The 100th anniversary of the extinction of the American Passenger Pigeon will be commemorated on campus on Saturday, Oct. 11 with a daylong symposium and the North American premiere of a symphony to be performed by the Yale Symphony Orchestra (YSO).

Titled “Extinction: Biology, Culture, and Our Futures,” the symposium will be held 10:30 a.m.-5 p.m. in the Whitney Humanities Center auditorium, 53 Wall St. Sponsored by the Franke Program in Science and the Humanities, the event will focus on the scientific, cultural, and humanistic implications of human-mediated extinction and will bring together biologists, historians of science, linguists, and literary scholars for lectures and discussions on extinction.

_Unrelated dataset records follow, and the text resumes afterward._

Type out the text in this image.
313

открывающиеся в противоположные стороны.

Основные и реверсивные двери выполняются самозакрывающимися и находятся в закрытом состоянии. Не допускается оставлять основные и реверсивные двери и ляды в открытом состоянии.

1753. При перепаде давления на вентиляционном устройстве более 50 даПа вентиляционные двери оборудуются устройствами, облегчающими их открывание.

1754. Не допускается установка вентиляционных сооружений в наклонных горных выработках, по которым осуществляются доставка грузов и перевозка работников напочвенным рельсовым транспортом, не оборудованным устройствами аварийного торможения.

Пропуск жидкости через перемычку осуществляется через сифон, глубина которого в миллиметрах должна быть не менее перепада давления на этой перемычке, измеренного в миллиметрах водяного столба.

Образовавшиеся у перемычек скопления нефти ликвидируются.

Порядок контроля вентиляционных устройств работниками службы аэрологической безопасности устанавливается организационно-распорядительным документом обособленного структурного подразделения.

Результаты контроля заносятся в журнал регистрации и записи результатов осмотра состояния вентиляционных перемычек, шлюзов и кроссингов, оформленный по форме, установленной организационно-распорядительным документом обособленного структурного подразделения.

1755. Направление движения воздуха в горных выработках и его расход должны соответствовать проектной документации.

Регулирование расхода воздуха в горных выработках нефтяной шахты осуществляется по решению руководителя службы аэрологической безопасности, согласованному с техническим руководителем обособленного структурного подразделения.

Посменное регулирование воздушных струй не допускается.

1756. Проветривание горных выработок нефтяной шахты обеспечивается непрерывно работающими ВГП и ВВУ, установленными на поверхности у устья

The symposium will also examine the contemporary extinction crisis, and reflect on its broader implications for the planet’s biota and human cultures.

Symposium speakers will include Resit Akçakaya, Stony Brook University; Neely Bruce, Wesleyan University; David Harrison, Swarthmore College; Ursula Heise, University of California-Los Angeles; Ben Novak, The Long Now Foundation; David Sepkoski, Max Planck Institute for the History of Science; and Kristoffer Whitney, University of Wisconsin-Madison.

Following the symposium, the YSO will perform the North American premiere of “The Columbiad, or Migration of American Wild Passenger Pigeons.” The symphony was composed by Philip Anthony Heinrich and was inspired by the unprecedented migration of the wild Passenger Pigeons in the United States before their demise. The concert will take place at 7:30 p.m. in Woolsey Hall, 500 College St.

Heinrich immigrated to the United States in the early 19th century and ultimately settled in Kentucky where he became acquainted with John James Audubon and the American wilderness. “The Columbiad” was composed in 1857, and was performed only once in Prague to great acclaim in the same year. The YSO concert will be the first performance of the work in over 150 years.